Michael Batch, chief innovation officer at Siemens Canada, saw a clear benefit in enrolling in the program. He had been thinking about signing up for an EMBA program for years, but the available options were “too traditional,” he says. “When I ended up finding the DeGroote program, the focus felt very relevant to my interests,” he says. “A company like ours has a huge customer base, and we traditionally haven’t utilized the data that comes from it. We feel that being able to gather and analyze that data gives us the potential to go far beyond where we are now.”
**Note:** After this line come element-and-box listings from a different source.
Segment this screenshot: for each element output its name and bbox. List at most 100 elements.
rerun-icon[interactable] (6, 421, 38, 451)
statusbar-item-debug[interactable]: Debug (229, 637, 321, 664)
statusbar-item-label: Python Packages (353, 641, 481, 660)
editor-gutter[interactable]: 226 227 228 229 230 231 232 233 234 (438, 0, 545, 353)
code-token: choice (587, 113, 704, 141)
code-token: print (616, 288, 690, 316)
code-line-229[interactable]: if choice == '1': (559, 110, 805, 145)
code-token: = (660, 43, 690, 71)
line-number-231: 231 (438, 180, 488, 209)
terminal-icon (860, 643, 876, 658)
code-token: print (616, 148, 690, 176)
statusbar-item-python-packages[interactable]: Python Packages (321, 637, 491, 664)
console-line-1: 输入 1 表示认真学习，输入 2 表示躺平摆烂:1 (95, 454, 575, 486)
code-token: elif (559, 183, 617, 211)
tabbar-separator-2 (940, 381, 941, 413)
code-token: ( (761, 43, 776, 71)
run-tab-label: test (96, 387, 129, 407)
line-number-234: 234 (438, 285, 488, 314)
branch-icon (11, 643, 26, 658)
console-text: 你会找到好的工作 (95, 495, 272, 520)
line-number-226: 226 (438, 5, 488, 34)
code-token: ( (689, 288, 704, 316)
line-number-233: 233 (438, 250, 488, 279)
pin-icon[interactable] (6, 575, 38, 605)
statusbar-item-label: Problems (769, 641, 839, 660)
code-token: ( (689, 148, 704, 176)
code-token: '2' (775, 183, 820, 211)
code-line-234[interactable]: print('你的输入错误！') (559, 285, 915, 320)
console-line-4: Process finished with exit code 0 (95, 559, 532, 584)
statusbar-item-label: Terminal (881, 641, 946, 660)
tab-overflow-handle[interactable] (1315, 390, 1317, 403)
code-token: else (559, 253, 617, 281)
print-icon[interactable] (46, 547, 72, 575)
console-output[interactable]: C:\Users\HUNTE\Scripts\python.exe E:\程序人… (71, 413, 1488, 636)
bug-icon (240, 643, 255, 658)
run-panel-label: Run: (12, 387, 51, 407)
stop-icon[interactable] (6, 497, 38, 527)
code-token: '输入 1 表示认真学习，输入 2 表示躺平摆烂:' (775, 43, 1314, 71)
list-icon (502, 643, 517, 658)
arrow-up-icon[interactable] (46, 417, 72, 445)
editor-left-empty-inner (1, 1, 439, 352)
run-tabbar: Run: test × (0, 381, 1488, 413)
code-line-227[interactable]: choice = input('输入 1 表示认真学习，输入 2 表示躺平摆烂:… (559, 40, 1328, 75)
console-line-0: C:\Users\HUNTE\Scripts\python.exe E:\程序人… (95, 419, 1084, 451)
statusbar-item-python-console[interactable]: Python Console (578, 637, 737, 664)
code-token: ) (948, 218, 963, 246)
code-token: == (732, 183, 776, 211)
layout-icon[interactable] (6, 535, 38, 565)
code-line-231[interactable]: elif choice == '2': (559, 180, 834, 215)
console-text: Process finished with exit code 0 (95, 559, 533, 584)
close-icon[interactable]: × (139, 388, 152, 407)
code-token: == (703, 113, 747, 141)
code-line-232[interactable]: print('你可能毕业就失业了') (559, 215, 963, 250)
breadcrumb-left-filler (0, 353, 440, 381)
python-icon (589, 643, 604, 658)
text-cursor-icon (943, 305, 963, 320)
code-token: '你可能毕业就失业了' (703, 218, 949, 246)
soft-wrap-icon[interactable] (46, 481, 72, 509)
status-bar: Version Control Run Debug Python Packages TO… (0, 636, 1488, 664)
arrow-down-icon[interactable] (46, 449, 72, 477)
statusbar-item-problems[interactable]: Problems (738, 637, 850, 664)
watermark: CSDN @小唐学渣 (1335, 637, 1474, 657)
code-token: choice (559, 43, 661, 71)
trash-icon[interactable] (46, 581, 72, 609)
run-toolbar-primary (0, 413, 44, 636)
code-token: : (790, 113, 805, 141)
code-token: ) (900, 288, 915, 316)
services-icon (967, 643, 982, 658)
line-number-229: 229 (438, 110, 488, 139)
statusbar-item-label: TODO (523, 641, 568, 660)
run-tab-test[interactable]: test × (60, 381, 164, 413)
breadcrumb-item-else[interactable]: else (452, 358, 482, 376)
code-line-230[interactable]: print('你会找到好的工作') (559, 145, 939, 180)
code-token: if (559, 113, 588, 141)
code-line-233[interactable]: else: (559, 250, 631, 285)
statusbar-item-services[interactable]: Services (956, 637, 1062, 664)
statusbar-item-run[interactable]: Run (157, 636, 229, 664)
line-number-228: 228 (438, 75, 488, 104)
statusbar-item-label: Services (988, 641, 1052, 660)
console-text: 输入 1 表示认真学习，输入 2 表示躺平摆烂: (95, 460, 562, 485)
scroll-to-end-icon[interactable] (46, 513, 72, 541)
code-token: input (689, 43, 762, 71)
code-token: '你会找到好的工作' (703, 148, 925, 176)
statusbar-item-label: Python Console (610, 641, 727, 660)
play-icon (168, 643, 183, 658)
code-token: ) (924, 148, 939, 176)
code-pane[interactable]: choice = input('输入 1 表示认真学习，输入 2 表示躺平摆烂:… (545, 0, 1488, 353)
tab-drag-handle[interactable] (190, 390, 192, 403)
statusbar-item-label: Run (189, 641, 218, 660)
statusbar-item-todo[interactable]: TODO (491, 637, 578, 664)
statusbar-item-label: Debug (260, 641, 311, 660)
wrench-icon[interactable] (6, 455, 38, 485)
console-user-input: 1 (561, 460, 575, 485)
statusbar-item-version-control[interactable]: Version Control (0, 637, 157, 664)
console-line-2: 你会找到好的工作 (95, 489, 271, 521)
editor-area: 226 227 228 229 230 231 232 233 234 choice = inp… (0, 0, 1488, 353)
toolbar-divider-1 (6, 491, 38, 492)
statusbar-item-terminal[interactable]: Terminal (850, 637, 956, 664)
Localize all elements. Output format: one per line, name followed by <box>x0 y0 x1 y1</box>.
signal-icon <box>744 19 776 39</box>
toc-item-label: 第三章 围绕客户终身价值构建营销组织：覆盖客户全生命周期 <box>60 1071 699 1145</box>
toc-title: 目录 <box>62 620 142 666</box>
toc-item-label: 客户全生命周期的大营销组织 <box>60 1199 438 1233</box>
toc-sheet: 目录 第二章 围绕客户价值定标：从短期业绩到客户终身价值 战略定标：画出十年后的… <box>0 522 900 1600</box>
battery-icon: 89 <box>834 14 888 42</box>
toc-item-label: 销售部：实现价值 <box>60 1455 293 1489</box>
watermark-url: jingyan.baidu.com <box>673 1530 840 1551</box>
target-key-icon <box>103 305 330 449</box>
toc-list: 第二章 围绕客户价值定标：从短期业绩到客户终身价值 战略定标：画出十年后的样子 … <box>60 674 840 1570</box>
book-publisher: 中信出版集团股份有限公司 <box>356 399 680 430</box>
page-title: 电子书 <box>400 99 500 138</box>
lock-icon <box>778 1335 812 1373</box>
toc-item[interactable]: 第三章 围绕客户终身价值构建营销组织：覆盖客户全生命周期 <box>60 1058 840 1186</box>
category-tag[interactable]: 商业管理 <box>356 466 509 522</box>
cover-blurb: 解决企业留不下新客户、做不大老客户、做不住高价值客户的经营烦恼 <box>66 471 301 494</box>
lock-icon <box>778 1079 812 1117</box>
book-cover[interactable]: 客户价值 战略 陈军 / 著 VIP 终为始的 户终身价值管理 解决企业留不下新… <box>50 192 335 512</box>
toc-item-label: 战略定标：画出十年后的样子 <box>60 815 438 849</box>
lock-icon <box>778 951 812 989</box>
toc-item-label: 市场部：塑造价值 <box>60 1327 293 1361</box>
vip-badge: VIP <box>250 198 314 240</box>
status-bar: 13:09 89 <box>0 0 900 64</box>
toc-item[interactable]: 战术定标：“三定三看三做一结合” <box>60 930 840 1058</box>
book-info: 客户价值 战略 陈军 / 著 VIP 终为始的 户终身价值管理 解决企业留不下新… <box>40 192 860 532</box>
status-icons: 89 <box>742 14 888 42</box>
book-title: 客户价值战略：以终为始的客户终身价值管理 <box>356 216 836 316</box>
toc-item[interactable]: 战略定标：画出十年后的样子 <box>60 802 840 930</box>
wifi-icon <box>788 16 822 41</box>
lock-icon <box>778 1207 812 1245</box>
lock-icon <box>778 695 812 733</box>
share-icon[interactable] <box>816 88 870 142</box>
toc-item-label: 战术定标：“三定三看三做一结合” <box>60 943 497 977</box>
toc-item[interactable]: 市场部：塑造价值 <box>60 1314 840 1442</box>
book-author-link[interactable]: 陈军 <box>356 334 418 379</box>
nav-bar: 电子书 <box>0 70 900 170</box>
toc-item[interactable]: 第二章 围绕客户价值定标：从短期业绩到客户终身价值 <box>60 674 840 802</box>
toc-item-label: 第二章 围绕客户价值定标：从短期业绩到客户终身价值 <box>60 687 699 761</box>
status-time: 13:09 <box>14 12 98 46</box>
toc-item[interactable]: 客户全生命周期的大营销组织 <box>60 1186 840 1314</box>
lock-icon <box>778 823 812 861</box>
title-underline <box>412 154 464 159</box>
Take the company’s power generation equipment, for example, which can be found across Canada and is equipped with sensors. “We’re able to leverage this data to offer new insights to other players in the domain,” he says. “We’re able to offer them knowledge and capabilities they would not usually have.” Siemens can sell this data to third parties who might be interested in using it to, say, research wind speeds or pollution levels. Batch believes the skills he’ll learn during the program will also allow him to better work with the data scientists Siemens currently employs. “It’s all about how to best use the information we have to create value for our customers,” he says.
As more business decisions become data-driven, it’s essential that managers and leaders better understand the field, Head argues. “We must never lose sight of the importance of the human element to ask the right questions and manage this transformation,” she says. “The data can help answer questions, but knowing the right questions to ask can be much more challenging than any technological hurdles.”
Tulapurkar says her area of focus is workforce analytics, and she sees herself working as a chief human resources officer in the future. “I want to use analytics as an enabler for efficient HR planning and operations,” she says. Her cominbed MBA and MMA degrees will place her at a distinct advantage, she argues. “As I talk to people in the industry, I can see the value of an individual who can proficiently speak the language of not only business executives but also data scientists,” she says. “This, to me, is very important.”
There has undoubtedly been a lot of hype around the concept—witness how often the term “Big Data” is still thrown around—but Calestini, for one, has a straightforward view of the analytics boom. “At the end of the day, it’s about simplifying things for business needs,” he says. “It’s about finding out what the business needs to know and putting that information to work.”